By Tom Bergin, Michelle Conlin, Koh Gui Qing and Tom Wilson
Risking little of their own money, the US president and his sons have added at least $2.3 billion to the family fortune from their main crypto ventures, while the investors they’ve wooed have taken a $2.3 billion hit, a Reuters examination found.

It was January 2025, crypto fever was raging, and Donald J. Trump was preparing to return to the White House. So when Fatime Elrgdawy’s friend told her about an online message from the U.S. president-elect hyping the launch of his own crypto coin – “GET YOUR $TRUMP NOW” – she thought: “Oh my God, this is brilliant.”
If Trump was putting his name behind it, Elrgdawy recalls thinking, “it must be a legitimate investment.”
The 29-year-old software project engineer in Santa Barbara, California, put $2,000 of her savings into the $TRUMP meme coin – a purely speculative crypto token whose value is often driven by social media hype. All that remained, she thought, was to sit back and wait for the price to climb.
Instead, the price plummeted. At the end of May, her $TRUMP holding was worth less than $120. Meanwhile, the Trump family pocketed hundreds of millions of dollars from the token sales after putting little to none of their own money into the project.
The $TRUMP meme coin is one of four Trump family crypto projects that have turned into a financial jackpot for the Trumps and a very bad bet for buyers like Elrgdawy. While they vary in size and structure, each of these ventures has followed the same playbook. The Trumps risked little up front. Trump family members – notably, the president’s oldest sons, Eric Trump and Donald Trump Jr. – hyped the venture. The Trumps raked in money as investors piled in.
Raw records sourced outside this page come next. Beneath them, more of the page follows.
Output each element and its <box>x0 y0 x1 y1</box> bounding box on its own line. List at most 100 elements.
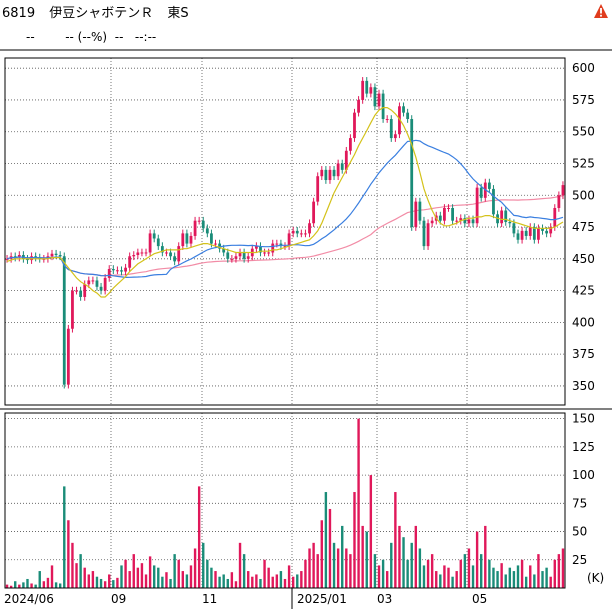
volume-bar <box>480 554 483 588</box>
volume-bar <box>136 567 140 588</box>
volume-bar <box>430 554 434 588</box>
volume-bar <box>533 574 536 588</box>
price-tick-label: 475 <box>572 220 595 234</box>
volume-bar <box>349 554 352 588</box>
candle-body <box>308 223 311 234</box>
volume-bar <box>279 571 283 588</box>
volume-bar <box>500 563 503 588</box>
volume-bar <box>54 582 58 588</box>
candle-body <box>443 207 446 221</box>
price-tick-label: 450 <box>572 252 595 266</box>
ma-long-line <box>6 195 564 277</box>
volume-bar <box>357 418 360 588</box>
volume-bar <box>58 583 62 588</box>
x-tick-label: 05 <box>472 592 487 606</box>
volume-tick-label: 150 <box>572 412 595 426</box>
volume-bar <box>132 554 135 588</box>
x-tick-label: 03 <box>377 592 392 606</box>
volume-bar <box>471 565 475 588</box>
volume-bar <box>394 492 397 588</box>
volume-bar <box>177 559 180 588</box>
ma-short-path <box>6 106 564 298</box>
candle-body <box>353 112 356 139</box>
ma-short-line <box>6 106 564 298</box>
candle-body <box>177 246 181 262</box>
ma-mid-path <box>6 139 564 279</box>
candle-body <box>475 187 479 224</box>
stock-header: 6819 伊豆シャボテンＲ 東S <box>2 2 199 21</box>
current-price: -- <box>26 30 35 44</box>
candle-body <box>71 290 74 329</box>
candle-body <box>553 207 557 228</box>
candle-body <box>79 290 83 297</box>
volume-bar <box>377 565 381 588</box>
candle-body <box>336 163 340 177</box>
volume-bar <box>529 565 532 588</box>
volume-bar <box>128 571 131 588</box>
candle-body <box>312 201 316 224</box>
candle-body <box>152 233 156 239</box>
candle-body <box>111 268 115 271</box>
price-tick-label: 350 <box>572 379 595 393</box>
volume-bar <box>152 565 156 588</box>
volume-bar <box>185 574 189 588</box>
volume-bar <box>251 576 254 588</box>
volume-bar <box>144 574 148 588</box>
candle-body <box>148 233 152 253</box>
volume-bar <box>91 571 95 588</box>
candle-body <box>91 280 95 282</box>
volume-bar <box>234 581 238 588</box>
volume-bar <box>312 542 315 588</box>
volume-panel-frame <box>4 412 566 589</box>
x-tick-label: 11 <box>202 592 217 606</box>
volume-bar <box>206 559 209 588</box>
volume-bar <box>447 567 450 588</box>
volume-bar <box>197 486 201 588</box>
volume-bar <box>30 583 33 588</box>
candle-body <box>487 182 491 189</box>
volume-bar <box>508 567 512 588</box>
candle-body <box>492 188 495 215</box>
stock-code: 6819 <box>2 6 36 21</box>
volume-bar <box>496 571 499 588</box>
volume-bar <box>202 542 205 588</box>
candle-body <box>385 119 389 121</box>
price-tick-label: 525 <box>572 156 595 170</box>
volume-bar <box>439 574 442 588</box>
volume-bar <box>247 571 250 588</box>
candle-body <box>373 87 377 107</box>
volume-bar <box>316 554 319 588</box>
candle-body <box>156 238 160 247</box>
warning-triangle-icon[interactable] <box>593 3 609 19</box>
volume-bar <box>557 554 561 588</box>
volume-bar <box>116 577 119 588</box>
volume-bar <box>475 531 479 588</box>
volume-bar <box>345 548 348 588</box>
candle-body <box>381 93 385 120</box>
volume-bar <box>173 554 176 588</box>
volume-bar <box>120 565 123 588</box>
volume-bar <box>492 567 495 588</box>
volume-bar <box>218 576 221 588</box>
candle-body <box>532 227 536 240</box>
volume-bar <box>75 563 78 588</box>
volume-bar <box>22 582 25 588</box>
ma-mid-line <box>6 139 564 279</box>
volume-bar <box>426 559 430 588</box>
candle-body <box>528 227 532 236</box>
candle-body <box>463 218 467 224</box>
candle-body <box>304 233 307 235</box>
candle-body <box>54 253 58 256</box>
candle-body <box>344 150 348 170</box>
ma-long-path <box>6 195 564 277</box>
candle-body <box>34 256 38 258</box>
volume-bar <box>18 584 21 588</box>
price-line: -- -- (--%) -- --:-- <box>26 30 156 44</box>
candle-body <box>66 328 70 385</box>
candle-body <box>193 220 197 236</box>
volume-bar <box>67 520 70 588</box>
candle-body <box>17 255 21 258</box>
market-label: 東S <box>167 6 189 21</box>
volume-bar <box>467 548 471 588</box>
And those buyers lost big when, for various reasons, the prices of their Trump-related crypto assets later tanked.
A Reuters examination shows that the Trump family has used this template to generate at least $2.3 billion in profit from investors since Trump retook the presidency. On the other side of that cash bonanza for America’s first family: the more than a million investors whose net losses totaled $2.3 billion at the end of April, according to a Reuters analysis. Those investors include retail buyers of crypto and crypto-linked equities, as well as those who invested indirectly through funds like ETFs with exposure to Trump crypto. The loss total includes paper losses on unsold investments.

During the 2024 presidential campaign, Donald J. Trump spoke at a crypto conference in Nashville.
The Reuters analysis of Trump crypto gains and investor losses was based on a review of blockchain records – essentially a database of crypto transactions – thousands of pages of corporate filings, online disclosures by the Trump companies, and public remarks by the Trumps and their projects’ executives, as well as interviews with crypto industry executives. The findings were reviewed by more than a dozen accounting and crypto experts, all of whom found Reuters’ estimates and its underlying analysis of the Trump businesses to be reasonable.